On May 3, 2000, Datapoint filed for Chapter 11 bankruptcy, and was broken up:
- Datapoint UK Limited - on June 19, the company sold the Datapoint name and various operations to its European subsidiary for $49.3 million. The company changed its emphasis to call center equipment and largely pulled out of the computer market. Purchased by Alchemy Partners, in 2007 it acquired the assets of Touchbases' Avaya business to expand its footprint and extend into enterprise communications. Headquartered in Brentford, England, it has clients on 5,000 sites in 41 countries.

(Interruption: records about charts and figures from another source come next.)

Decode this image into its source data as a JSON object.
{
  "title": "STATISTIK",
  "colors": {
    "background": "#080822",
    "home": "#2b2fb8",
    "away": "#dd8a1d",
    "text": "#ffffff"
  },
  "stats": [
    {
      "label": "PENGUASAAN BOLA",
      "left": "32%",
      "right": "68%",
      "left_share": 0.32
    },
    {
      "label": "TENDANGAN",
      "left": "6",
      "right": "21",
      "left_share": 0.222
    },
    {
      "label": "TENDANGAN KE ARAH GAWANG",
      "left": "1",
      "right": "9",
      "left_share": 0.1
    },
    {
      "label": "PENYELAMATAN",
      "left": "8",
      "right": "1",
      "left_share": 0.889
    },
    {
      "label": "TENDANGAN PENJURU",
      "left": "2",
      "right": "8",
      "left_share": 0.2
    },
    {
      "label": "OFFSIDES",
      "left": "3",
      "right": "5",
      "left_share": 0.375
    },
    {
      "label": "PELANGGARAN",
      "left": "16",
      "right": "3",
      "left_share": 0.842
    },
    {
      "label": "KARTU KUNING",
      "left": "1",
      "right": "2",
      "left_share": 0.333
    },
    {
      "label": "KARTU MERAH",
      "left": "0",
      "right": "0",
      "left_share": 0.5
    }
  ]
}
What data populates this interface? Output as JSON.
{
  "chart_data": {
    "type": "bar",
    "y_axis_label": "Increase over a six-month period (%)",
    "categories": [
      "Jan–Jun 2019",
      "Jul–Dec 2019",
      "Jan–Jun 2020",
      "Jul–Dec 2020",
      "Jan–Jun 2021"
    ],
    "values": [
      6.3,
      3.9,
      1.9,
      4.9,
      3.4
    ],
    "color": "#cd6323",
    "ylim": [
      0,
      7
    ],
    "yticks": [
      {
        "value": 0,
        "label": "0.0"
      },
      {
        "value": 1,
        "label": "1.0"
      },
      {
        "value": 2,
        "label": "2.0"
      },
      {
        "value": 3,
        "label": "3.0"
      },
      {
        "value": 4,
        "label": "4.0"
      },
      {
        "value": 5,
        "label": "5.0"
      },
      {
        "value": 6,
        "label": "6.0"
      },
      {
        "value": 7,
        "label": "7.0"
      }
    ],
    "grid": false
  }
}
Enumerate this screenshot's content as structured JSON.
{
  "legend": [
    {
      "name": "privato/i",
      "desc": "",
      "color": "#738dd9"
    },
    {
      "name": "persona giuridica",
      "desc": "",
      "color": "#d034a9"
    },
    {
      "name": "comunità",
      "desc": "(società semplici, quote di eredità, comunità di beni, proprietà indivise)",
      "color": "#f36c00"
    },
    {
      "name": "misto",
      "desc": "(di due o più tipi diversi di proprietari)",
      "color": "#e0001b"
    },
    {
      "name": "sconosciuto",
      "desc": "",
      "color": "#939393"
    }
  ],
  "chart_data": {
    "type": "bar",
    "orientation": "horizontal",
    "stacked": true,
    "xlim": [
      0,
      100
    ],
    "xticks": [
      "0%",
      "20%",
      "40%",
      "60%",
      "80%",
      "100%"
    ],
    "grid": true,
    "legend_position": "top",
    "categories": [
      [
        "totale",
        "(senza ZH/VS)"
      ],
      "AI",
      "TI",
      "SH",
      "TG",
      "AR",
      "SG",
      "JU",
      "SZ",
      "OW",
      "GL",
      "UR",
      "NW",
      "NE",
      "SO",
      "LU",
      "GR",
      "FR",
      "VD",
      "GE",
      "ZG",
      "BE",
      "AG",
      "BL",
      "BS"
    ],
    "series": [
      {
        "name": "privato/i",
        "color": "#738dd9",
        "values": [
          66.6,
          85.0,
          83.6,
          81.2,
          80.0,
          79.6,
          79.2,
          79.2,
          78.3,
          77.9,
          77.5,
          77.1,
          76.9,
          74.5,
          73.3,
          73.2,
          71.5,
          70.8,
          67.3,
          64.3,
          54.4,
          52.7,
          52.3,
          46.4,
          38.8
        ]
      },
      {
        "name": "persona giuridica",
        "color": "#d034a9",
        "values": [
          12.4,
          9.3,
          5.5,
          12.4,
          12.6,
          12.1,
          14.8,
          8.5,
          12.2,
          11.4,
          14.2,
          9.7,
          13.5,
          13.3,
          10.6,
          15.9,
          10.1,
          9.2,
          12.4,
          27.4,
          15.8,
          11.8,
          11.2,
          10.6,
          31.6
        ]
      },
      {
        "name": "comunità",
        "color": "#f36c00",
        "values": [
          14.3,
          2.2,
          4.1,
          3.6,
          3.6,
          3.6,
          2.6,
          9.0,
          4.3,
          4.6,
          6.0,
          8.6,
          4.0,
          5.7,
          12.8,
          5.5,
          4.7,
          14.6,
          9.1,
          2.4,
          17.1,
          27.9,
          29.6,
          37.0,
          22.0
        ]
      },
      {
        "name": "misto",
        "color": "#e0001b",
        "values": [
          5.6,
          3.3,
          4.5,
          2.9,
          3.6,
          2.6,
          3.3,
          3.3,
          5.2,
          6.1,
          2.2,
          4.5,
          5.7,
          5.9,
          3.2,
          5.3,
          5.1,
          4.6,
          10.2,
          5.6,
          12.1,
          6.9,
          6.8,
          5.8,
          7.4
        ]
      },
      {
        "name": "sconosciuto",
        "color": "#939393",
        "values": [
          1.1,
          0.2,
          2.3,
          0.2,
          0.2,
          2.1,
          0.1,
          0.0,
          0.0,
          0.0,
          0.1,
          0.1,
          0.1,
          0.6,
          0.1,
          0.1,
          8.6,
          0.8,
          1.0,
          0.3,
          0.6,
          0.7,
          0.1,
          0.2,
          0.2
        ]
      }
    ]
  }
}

- Dynacore Holdings Corporation - on June 19, 2000, the remnant of Datapoint's US operations changed its name to Dynacore Holdings Corporation and formed a subsidiary that pursued 14 lawsuits based on two patents granted to Datapoint regarding local area networks. With only $1.3 million left from the sale of its European operations after paying its debts and no products left to sell — its total revenues for the first half of 2001 dwindled to $9,000 and a year later fell to nothing — Dynacore searched for a company to buy. In February 2003, Dynacore engaged in a reverse takeover of The CattleSale Company. Asher Edelman now sits in CattleSale's board of directors.
- Datapoint U.S.A., Inc. - in April 2003, Datapoint U.S.A., Inc. assumed control of all RMS Operating System based products from Datapoint Group(UK). Datapoint U.S.A., Inc. is based in San Antonio, TX and continues to provide RMS development, maintenance and support services to users worldwide. An office building and street in San Antonio still bear Datapoint's name, but is not associated with the residual US company.